Many months later came a message from France that made the blood run cold. It thanked London for the large deliveries of arms and ammunition and the invaluable help with insight into British intentions. It was signed: The Gestapo.

French resistants and radio operator on the ground

Many of the wireless operators had in fact been captured, several picked up from the landing grounds of secret flights organized by signals that had come in to radio sets that were already in the hands of the Germans. They were being held at Gestapo headquarters in Paris and forced to send and receive transmissions from there – London had been communicating directly with the Nazis in what became known with grim irony as “The Radio Game”.

When the radio operators were no longer useful they were executed or sent to concentrations camps. Few survived. It only made it worse that the linguistic signals that all was not well had indeed been picked up – but had gone unheeded.


Deborah Lawrenson spent her childhood moving around the world with diplomatic service parents, from Kuwait to China, Belgium, Luxembourg and Singapore. She graduated from Cambridge University and worked as a journalist in London.

She is the author of six previous novels, including The Art of Falling and Songs of Blue and Gold, inspired by the life of writer-traveller Lawrence Durrell, though The Lantern was the first to be published in the USA.

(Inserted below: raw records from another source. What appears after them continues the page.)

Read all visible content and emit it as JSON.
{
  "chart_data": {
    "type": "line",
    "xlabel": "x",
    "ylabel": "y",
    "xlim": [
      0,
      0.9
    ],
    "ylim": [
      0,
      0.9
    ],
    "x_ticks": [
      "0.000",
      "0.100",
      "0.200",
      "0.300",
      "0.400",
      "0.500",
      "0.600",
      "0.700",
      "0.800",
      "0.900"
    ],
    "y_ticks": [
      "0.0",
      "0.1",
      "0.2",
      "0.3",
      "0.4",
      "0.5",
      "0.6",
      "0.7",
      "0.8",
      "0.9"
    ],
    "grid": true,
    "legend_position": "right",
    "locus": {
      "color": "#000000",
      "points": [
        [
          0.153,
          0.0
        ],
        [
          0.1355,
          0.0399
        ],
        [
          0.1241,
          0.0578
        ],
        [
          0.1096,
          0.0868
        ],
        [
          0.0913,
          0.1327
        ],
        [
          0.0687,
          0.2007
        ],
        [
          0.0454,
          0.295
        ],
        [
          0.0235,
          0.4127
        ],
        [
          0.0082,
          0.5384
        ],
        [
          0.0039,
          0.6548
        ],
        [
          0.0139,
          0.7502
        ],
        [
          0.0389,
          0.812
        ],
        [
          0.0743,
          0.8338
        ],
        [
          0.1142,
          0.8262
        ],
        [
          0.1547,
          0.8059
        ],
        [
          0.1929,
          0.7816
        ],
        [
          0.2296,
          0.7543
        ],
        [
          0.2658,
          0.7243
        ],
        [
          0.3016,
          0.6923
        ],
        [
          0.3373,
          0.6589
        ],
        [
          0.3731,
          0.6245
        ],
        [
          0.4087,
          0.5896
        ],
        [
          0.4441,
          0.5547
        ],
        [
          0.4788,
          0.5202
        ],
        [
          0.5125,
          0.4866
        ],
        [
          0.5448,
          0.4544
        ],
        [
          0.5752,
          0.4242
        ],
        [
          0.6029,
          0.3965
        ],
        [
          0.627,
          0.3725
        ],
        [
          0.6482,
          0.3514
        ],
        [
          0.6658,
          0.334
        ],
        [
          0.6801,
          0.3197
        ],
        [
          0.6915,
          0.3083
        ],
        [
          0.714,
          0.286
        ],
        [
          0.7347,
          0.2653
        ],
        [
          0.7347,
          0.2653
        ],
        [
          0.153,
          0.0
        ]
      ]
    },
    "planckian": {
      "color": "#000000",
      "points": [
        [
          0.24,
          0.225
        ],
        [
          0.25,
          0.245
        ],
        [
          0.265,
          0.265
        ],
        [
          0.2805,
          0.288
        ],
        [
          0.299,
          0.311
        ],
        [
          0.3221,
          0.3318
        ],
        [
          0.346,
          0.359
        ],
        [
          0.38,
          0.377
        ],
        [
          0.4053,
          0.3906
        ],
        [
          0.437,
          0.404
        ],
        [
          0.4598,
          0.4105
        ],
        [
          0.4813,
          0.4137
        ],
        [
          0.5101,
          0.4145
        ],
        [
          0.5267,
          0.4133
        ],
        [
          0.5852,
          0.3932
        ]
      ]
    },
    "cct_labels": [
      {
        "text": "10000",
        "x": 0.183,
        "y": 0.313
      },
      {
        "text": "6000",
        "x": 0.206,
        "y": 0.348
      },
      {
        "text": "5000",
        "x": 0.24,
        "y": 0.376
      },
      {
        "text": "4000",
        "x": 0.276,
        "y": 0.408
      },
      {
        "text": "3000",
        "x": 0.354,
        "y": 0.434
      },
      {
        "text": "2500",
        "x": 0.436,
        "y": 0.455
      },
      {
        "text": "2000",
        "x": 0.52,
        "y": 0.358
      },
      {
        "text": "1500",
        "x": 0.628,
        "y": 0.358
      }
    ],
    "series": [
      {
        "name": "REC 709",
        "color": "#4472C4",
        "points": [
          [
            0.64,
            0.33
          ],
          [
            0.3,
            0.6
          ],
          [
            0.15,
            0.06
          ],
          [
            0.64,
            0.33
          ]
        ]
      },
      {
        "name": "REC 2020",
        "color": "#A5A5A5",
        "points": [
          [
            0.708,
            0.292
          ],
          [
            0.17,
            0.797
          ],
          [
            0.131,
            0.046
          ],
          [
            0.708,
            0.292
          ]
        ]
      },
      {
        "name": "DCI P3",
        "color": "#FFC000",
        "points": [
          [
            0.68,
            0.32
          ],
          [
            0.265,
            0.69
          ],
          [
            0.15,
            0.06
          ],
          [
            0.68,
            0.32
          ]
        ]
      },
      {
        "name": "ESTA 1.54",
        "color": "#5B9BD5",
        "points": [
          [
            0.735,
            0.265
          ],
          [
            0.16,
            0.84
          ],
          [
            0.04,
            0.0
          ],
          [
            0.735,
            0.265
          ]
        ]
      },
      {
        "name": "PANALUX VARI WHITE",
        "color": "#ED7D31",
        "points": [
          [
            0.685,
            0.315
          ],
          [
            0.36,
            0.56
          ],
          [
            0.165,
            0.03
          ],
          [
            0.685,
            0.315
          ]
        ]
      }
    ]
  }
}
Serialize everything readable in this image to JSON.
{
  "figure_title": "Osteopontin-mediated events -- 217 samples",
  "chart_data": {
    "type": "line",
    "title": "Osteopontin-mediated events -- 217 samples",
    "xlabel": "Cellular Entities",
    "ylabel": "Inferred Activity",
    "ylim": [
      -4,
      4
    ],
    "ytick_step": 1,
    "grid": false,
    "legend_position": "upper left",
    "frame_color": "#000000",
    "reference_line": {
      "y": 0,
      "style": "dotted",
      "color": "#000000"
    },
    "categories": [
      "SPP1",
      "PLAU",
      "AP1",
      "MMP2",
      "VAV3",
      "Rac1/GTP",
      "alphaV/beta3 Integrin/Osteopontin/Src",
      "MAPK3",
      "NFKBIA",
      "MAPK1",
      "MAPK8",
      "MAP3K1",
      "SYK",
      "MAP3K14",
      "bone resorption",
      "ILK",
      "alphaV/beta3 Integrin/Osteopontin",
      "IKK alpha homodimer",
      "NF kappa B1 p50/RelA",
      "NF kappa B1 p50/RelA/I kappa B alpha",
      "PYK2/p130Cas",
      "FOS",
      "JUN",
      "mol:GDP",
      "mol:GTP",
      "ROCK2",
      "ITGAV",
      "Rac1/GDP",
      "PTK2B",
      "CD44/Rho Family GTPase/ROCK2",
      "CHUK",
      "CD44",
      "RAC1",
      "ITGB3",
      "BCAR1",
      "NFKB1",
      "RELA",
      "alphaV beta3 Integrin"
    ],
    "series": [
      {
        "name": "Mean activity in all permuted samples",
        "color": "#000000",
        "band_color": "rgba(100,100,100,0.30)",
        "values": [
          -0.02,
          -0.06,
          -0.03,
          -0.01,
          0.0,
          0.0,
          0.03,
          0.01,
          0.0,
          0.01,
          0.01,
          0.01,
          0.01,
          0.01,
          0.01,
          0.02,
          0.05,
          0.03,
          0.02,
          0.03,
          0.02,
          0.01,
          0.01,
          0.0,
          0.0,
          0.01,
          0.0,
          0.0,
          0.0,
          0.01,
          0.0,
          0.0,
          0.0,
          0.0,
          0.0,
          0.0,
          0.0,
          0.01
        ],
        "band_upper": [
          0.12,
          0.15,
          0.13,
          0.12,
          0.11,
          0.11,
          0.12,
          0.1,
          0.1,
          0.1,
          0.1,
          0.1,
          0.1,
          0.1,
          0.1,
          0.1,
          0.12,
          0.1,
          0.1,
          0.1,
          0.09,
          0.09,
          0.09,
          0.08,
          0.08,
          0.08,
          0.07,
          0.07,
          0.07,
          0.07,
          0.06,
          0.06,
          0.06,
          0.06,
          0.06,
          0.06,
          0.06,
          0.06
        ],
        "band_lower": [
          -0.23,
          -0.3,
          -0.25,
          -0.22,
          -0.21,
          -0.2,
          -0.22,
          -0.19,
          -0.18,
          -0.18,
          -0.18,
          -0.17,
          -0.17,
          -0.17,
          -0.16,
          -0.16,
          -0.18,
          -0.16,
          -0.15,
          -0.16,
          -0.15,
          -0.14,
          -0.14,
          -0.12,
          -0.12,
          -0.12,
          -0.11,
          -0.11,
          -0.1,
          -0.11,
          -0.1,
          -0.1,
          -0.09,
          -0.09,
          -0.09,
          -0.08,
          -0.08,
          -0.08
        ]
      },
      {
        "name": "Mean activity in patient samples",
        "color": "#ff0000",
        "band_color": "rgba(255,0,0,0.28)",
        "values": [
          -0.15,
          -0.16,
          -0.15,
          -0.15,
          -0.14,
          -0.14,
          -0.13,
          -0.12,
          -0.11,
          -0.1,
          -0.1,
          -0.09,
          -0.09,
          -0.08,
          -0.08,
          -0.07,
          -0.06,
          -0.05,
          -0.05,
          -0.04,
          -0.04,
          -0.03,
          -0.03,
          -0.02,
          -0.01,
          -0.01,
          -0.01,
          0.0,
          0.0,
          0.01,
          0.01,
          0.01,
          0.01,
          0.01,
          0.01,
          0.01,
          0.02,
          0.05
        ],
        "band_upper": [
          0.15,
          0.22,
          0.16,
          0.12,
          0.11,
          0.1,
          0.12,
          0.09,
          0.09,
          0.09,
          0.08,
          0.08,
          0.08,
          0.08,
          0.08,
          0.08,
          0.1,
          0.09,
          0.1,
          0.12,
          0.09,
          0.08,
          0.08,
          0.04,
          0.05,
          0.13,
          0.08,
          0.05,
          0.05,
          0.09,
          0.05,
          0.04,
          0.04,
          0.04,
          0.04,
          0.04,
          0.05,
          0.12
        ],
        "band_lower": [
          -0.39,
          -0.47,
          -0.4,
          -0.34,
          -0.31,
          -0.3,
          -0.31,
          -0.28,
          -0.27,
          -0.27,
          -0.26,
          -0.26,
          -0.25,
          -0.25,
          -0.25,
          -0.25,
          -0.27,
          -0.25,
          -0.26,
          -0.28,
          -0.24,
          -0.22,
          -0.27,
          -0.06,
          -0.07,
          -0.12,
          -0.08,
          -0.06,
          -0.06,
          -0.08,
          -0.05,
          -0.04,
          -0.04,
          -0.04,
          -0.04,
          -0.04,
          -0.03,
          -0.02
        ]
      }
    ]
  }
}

Deborah is married with a daughter, and spends as much time as possible at a crumbling hamlet in Provence, France.


  1. Deborah's detailed research always provides interesting stories that add colour and greater understanding about the history of France.

  2. Fascinating post. This book is going on the wish list.

  3. Thanks for a great post. Can't wait to read the book. "Sisterhood of Spies" is also a great book that talks about times when the "guys" should have paid attention to what the women said.

  4. Thanks for all the comments and for the info on Sisterhood of Spies. Not a book I've heard of before - it sounds like worthwhile reading.

  5. Anonymous12:13 PM

    I guessed "who" Mavis Acton was right away, because I have read A LIFE IN SECRETS, a biography of Vera Atkins by Sarah Helm. Parts of it were hard going. There is no way I could have done this job. It is also maddening to learn that the women codebreakers were basically ignored, thus leading to many operators' deaths. THE SEA GARDEN was quite an absorbing read!